The town was previously served by a second railway station between 1886 and 1956. The Wirral Way, a public footpath linking to , now passes through the town along the same route as the old train track.

==Media==
Local news and television programmes are provided by BBC North West and ITV Granada. Television signals are received from the Winter Hill TV transmitter. Heswall's close proximity to North Wales means that BBC Wales and ITV Cymru Wales can also be received from the Moel-y-Parc TV transmitter.

Local radio stations are BBC Radio Merseyside, Capital North West & Wales, Heart North West, Smooth Radio North West, Greatest Hits Radio Liverpool & The North West, Hits Radio Liverpool and Wirral Wave Radio, a community-based station.

The town's local newspapers are the Liverpool Echo and the Wirral Globe.

== Sport ==

===Heswall Lawn Tennis Club===
Located on Quarry Road East for over 100 years, the club competes in the Cheshire Lawn Tennis Association's Inter-Club League.

===Heswall Golf Club===
Located on Cottage Lane, the club was founded in 1902 and has an 18-hole championship golf course.

===Heswall Football Club===
Heswall F.C., founded in 1891, plays at Gayton Park on Brimstage Road. They compete in the West Cheshire Association Football League.

== In popular culture ==
Heswall Village Fete is the scene for Coldplay's "Life in Technicolor II" music video.

Heswall is the destination on the front of a bus in the 2014 John Lewis Christmas advert, 'Monty The Penguin'.
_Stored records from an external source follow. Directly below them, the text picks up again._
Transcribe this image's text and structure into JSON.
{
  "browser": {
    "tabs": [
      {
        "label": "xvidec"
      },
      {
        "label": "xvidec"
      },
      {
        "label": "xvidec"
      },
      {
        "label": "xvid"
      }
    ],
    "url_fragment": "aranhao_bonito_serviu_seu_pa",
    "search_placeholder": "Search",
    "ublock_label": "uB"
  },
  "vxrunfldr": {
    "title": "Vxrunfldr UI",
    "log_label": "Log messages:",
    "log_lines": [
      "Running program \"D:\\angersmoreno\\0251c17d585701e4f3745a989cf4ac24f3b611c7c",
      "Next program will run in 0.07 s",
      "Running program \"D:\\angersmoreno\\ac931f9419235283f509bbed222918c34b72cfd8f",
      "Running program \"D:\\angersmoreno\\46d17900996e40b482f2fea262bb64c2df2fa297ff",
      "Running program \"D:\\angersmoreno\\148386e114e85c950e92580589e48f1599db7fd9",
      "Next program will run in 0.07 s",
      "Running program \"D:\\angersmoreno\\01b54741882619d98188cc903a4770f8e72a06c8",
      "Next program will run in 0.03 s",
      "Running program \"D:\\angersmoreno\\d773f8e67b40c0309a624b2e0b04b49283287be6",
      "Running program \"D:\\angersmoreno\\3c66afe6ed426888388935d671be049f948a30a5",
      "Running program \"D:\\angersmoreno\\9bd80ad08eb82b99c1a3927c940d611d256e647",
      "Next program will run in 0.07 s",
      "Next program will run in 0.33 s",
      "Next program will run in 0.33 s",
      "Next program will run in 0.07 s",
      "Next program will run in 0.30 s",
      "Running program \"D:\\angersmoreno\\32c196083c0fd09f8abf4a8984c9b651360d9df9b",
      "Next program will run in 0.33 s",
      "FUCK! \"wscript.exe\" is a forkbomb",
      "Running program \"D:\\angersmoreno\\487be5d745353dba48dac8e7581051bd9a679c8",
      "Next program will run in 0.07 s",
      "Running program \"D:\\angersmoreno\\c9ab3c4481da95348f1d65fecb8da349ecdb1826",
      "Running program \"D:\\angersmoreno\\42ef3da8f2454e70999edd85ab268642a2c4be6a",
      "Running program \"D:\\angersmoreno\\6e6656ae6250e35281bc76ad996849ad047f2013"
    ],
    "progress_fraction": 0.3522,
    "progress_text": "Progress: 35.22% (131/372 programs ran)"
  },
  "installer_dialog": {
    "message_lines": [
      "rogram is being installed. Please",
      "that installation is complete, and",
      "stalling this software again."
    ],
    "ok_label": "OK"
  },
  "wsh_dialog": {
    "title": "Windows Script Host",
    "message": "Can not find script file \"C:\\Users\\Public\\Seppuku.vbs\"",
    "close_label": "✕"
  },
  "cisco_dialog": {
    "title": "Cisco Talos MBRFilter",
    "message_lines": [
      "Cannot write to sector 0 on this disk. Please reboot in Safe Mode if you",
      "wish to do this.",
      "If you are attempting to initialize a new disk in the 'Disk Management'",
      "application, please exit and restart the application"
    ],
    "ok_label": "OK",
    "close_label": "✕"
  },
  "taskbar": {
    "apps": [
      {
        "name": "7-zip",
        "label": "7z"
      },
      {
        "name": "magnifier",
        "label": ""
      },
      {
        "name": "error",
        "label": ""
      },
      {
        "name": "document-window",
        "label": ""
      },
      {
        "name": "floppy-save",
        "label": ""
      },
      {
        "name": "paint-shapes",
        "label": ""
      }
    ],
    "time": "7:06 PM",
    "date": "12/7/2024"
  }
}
Heswall Flower Club is mentioned in the song "The Bane of Constance" by the band Half Man Half Biscuit on their 2014 album Urge For Offal.

==Notable people==
- The singer Ian Astbury, most famous for fronting the rock band The Cult, was born in Heswall.
- Cricketer Ian Botham (Lord Botham) was born in Heswall.
- TV presenter Jim Bowen was born in Heswall.
- England, Everton and Sunderland footballer Paul Bracewell was born in Heswall.
- TV presenter Fiona Bruce was educated at Gayton Primary School in Heswall.
- Christian Furr, the youngest artist to have officially painted Queen Elizabeth II, was born in Heswall.
- Pianist Stephen Hough CBE is from Heswall.
- Philip May, husband of former Prime Minister Theresa May, was brought up in Heswall and was a pupil at Heswall Primary School and Calday Grange Grammar School, in West Kirby. The May family lived on Downham Road North for 16 years.
- In 1964, Paul McCartney bought Rembrandt, a detached mock-Tudor house in Baskervyle Road, for his father, Jim McCartney, at a cost of £8,750. The senior McCartney later moved to a bungalow nearby and lived in Heswall until his death on 18 March 1976.
- Singer and bass guitarist Andy McCluskey, co-founder of the electronic band Orchestral Manoeuvres in the Dark (OMD), was born in Heswall.
- Hugh O'Leary, accountant, husband of former UK Prime Minister Liz Truss
- Disc jockey and broadcaster John Peel was born in Heswall.
- Bill Steer, British guitar player, and co-founder of the extreme metal band Carcass, spent his teenage years living in Heswall, and went to Heswall Primary School on Whitfield Lane.
- John Williams (27 May 1946 – 12 August 1978), English motorcycle short-circuit road racer who also entered selected Grands Prix, lived on Whitfield Lane, Heswall.